Il bello, per essere riconosciuto, deve risiedere anche nell’occhio di chi guarda, ma occorre vedere e non semplicemente guardare. Vedere implica un intervento di facoltà superiori che, maggiormente sono sviluppate e coltivate, meglio e più profondamente consentono di apprezzarla e goderne.
La ricerca di una definizione razionale e condivisa del termine investe da sempre ogni campo dello scibile. Filosofi, matematici e artisti, hanno investigato la natura da tempi immemorabili per comprendere le leggi che governavano le proporzioni e gli equilibri di quanto ritenuto bello. Il rapporto divino che se ne è tratto, noto come phi o sezione aurea, sembra ricorrere in natura oltre ogni coincidenza, tanto da venire attribuito al creatore dell’universo stesso, una costante universale, come conferma la moderna fisica delle particelle.
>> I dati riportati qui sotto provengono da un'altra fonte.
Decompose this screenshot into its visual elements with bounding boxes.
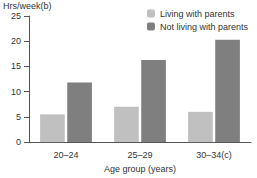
svg-text:Age group (years): Age group (years) — [104, 164, 176, 174]
svg-text:10: 10 — [11, 87, 21, 97]
svg-text:5: 5 — [16, 112, 21, 122]
svg-text:15: 15 — [11, 61, 21, 71]
svg-text:Living with parents: Living with parents — [160, 9, 235, 19]
svg-text:25–29: 25–29 — [127, 150, 152, 160]
svg-text:30–34(c): 30–34(c) — [196, 150, 232, 160]
svg-text:0: 0 — [16, 137, 21, 147]
svg-text:Not living with parents: Not living with parents — [160, 22, 249, 32]
svg-text:25: 25 — [11, 11, 21, 21]
svg-text:Hrs/week(b): Hrs/week(b) — [3, 1, 52, 11]
svg-text:20: 20 — [11, 36, 21, 46]
svg-text:20–24: 20–24 — [53, 150, 78, 160]
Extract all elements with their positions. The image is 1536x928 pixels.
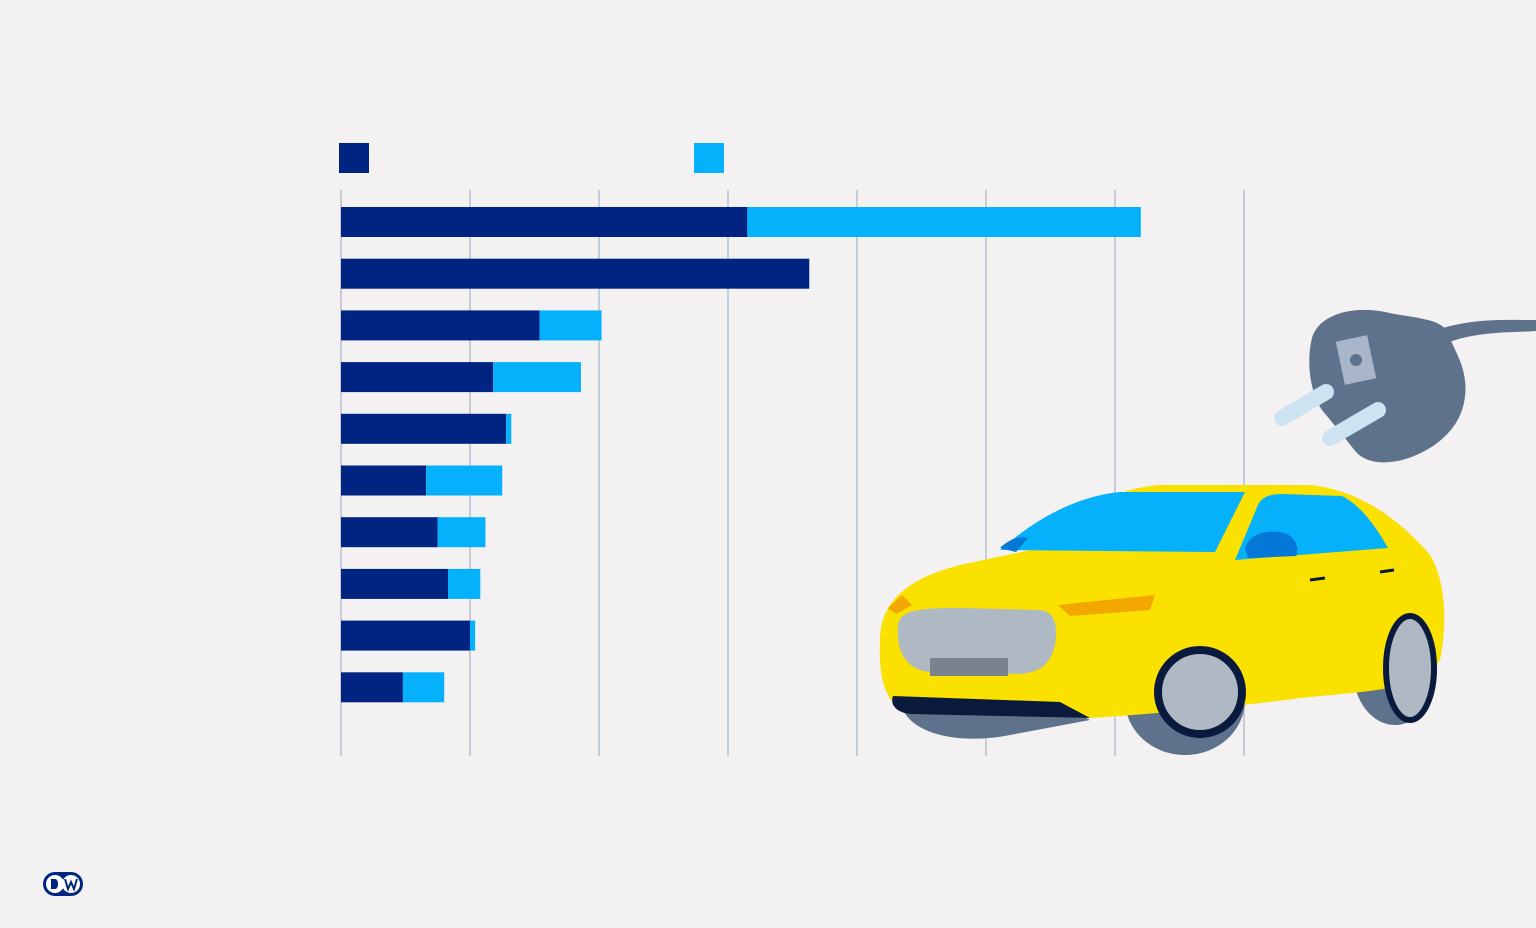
bar-row-3-series-1 — [341, 310, 540, 341]
bar-row-10-series-1 — [341, 672, 403, 703]
bar-row-4-series-2 — [493, 362, 581, 393]
bar-row-4-series-1 — [341, 362, 494, 393]
bar-row-2-series-1 — [341, 258, 810, 289]
legend-swatch-dark — [339, 143, 369, 173]
bars — [341, 207, 1141, 703]
electric-car-icon — [879, 485, 1445, 755]
bar-row-5-series-1 — [341, 413, 507, 444]
bar-row-8-series-2 — [448, 568, 481, 599]
bar-row-7-series-1 — [341, 517, 438, 548]
bar-row-10-series-2 — [402, 672, 445, 703]
legend-swatch-light — [694, 143, 724, 173]
bar-row-6-series-2 — [426, 465, 503, 496]
bar-row-8-series-1 — [341, 568, 449, 599]
bar-row-7-series-2 — [437, 517, 486, 548]
bar-row-6-series-1 — [341, 465, 427, 496]
dw-logo-icon — [43, 872, 83, 896]
bar-row-3-series-2 — [539, 310, 602, 341]
bar-row-1-series-2 — [747, 207, 1141, 237]
bar-row-5-series-2 — [506, 413, 512, 444]
power-plug-icon — [1274, 309, 1536, 463]
bar-row-9-series-1 — [341, 620, 470, 651]
bar-row-1-series-1 — [341, 207, 748, 237]
bar-row-9-series-2 — [470, 620, 476, 651]
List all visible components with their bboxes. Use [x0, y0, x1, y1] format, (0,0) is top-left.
La bellezza è la rappresentazione del bene, dell’ordine rispetto al caos, della forma ideale a cui tendere, dell’utopia che costituisce il connettivo stesso della comunità civile. Non ci sarebbe difficile immaginare una vita migliore dove regni l’armonia e il buon gusto e le belle maniere, come le definivano un tempo. La forma è infatti anche sostanza. L’attenzione verso il prossimo, la buona educazione, la generosità, l’altruismo fino al sublime gesto dell’eroismo, dovrebbero informare tanto i comportamenti individuali che l’azione sociale e politica, se non in termini di etica, almeno di estetica. Nella nostra Società ogni cosa ha il suo prezzo, ma nessuna ha un vero valore. L’Accademia ha la sua finalità, come recita lo statuto, nella riscoperta e nella promozione di quei valori che costituiscono da duemilacinquecento anni, in continuità con il mondo greco e romano, l’impalcatura e l’anima stessa della nostra civiltà.
L’Accademia è una libera associazione apartitica, che non ha scopo di lucro e svolge attività di promozione culturale e utilità sociale. Si prefigge di tutelare il patrimonio artistico e culturale italiano in tutte le sue forme e di favorirne la conoscenza attraverso iniziative di recupero e restauro, di ricerca storica e scientifica. L’accademia intende, inoltre, promuovere e valorizzare le tradizioni agroalimentari, i prodotti e le eccellenze della cucina italiana, come espressione del costume, della civiltà e della nostra cultura. In altri termini, valorizzare le eccellenze del ”made in Italy” nelle arti, nei mestieri e nell’industria con idonee iniziative. L’Accademia potrà avviare e pubblicare studi, formulare proposte e varare iniziative, anche in collaborazione con Università, enti e associazioni pubbliche e private, istituendo e conferendo premi e riconoscimenti a chi opera per la crescita collettiva e individuale nella Società con abnegazione e talento.